Informações da Revista Oeste

O Índice de Atividade Econômica do Banco Central (IBC-Br), considerado uma prévia do Produto Interno Bruto (PIB), mostrou crescimento de 0,43% da atividade econômica no segundo trimestre deste ano. O resultado, divulgado nesta segunda-feira, 14, pelo Banco Central reflete uma desaceleração da economia brasileira, já que o IBC- Br do primeiro trimestre foi de 2,21%.

O crescimento observado no segundo trimestre também é o pior resultado desde o quarto trimestre de 2022, quando houve uma retração de 1,49%. No segundo e terceiro trimestres de 2022, o IBC-Br mostrou expectativa de crescimento de 1,18% e 1,82%, respectivamente.

De acordo com o Banco Central, em junho deste ano, o IBC-Br registrou um crescimento de 0,63% na comparação com o mês anterior. Com isso, houve uma melhora na comparação com maio, quando o indicador teve retração de 2,05%.

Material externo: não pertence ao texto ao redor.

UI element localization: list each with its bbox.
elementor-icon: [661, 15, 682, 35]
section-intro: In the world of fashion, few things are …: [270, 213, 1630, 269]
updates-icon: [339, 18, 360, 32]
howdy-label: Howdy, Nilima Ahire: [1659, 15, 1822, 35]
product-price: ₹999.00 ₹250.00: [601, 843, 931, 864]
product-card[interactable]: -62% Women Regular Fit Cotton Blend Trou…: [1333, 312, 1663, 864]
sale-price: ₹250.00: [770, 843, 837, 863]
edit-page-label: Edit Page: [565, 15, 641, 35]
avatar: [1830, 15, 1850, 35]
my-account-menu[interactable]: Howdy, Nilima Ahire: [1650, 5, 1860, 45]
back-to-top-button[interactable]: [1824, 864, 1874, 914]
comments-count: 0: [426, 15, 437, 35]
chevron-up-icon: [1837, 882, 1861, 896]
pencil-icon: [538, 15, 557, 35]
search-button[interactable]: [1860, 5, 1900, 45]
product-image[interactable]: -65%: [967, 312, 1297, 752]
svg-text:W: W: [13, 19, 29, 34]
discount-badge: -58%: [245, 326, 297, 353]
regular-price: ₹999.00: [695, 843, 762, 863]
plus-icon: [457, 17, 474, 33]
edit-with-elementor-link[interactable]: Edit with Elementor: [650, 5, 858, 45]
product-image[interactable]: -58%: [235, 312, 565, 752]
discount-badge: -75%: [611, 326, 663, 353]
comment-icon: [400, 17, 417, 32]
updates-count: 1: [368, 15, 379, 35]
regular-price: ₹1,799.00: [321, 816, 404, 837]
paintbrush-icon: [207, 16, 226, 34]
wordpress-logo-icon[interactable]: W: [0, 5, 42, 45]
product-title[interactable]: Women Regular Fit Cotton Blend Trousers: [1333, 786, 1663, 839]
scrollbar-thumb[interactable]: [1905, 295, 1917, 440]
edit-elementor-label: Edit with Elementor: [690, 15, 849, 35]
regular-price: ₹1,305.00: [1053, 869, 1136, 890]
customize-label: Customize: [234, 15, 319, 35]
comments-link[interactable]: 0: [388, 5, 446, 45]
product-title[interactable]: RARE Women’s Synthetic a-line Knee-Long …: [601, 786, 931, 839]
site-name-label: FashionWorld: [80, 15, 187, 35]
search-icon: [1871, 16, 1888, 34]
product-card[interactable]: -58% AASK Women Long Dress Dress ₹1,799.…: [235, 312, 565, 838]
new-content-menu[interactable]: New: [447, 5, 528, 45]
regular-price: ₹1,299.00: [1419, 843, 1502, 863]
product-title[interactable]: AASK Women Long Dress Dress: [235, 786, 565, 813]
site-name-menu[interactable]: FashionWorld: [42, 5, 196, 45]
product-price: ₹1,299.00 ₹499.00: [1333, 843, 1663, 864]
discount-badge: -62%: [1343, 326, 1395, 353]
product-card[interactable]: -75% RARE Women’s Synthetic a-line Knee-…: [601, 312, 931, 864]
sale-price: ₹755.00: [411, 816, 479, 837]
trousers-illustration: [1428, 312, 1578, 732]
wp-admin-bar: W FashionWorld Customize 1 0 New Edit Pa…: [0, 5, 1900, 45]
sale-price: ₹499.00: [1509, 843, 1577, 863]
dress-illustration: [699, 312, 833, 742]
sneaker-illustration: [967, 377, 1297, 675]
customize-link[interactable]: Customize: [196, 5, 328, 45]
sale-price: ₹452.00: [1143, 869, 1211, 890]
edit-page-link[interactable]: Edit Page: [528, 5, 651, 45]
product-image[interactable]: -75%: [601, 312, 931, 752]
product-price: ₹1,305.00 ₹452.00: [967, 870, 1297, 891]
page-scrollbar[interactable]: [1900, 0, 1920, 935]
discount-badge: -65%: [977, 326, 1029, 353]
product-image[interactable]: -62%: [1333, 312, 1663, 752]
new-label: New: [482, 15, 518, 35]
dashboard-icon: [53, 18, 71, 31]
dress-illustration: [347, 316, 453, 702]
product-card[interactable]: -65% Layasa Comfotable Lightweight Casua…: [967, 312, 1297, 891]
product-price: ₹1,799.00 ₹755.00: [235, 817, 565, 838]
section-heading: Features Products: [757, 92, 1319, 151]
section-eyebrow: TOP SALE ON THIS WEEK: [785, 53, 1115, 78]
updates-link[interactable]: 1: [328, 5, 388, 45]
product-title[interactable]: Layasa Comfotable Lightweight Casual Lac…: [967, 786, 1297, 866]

Ainda segundo o BC, o IBC-Br apresentou crescimento de 3,42% na comparação com os seis primeiros meses de 2022. E, em doze meses até junho, a expansão foi de 3,35%.

DEPOIS DA PRÉVIA, AGUARDO PELOS DADOS OFICIAIS DA INFLAÇÃO

A próxima divulgação do PIB está marcada para 1o de setembro, quando o Instituto Brasileiro de Geografia e Estatística (IBGE) apresentará os números relativos ao segundo trimestre de 2023.

Em 1o de junho, o IBGE informou que o PIB brasileiro cresceu 1,9% no primeiro trimestre de 2023 na comparação com o trimestre imediatamente anterior e somou R$ 2,6 trilhões. Na comparação com o mesmo período de 2022 a alta foi de 4%.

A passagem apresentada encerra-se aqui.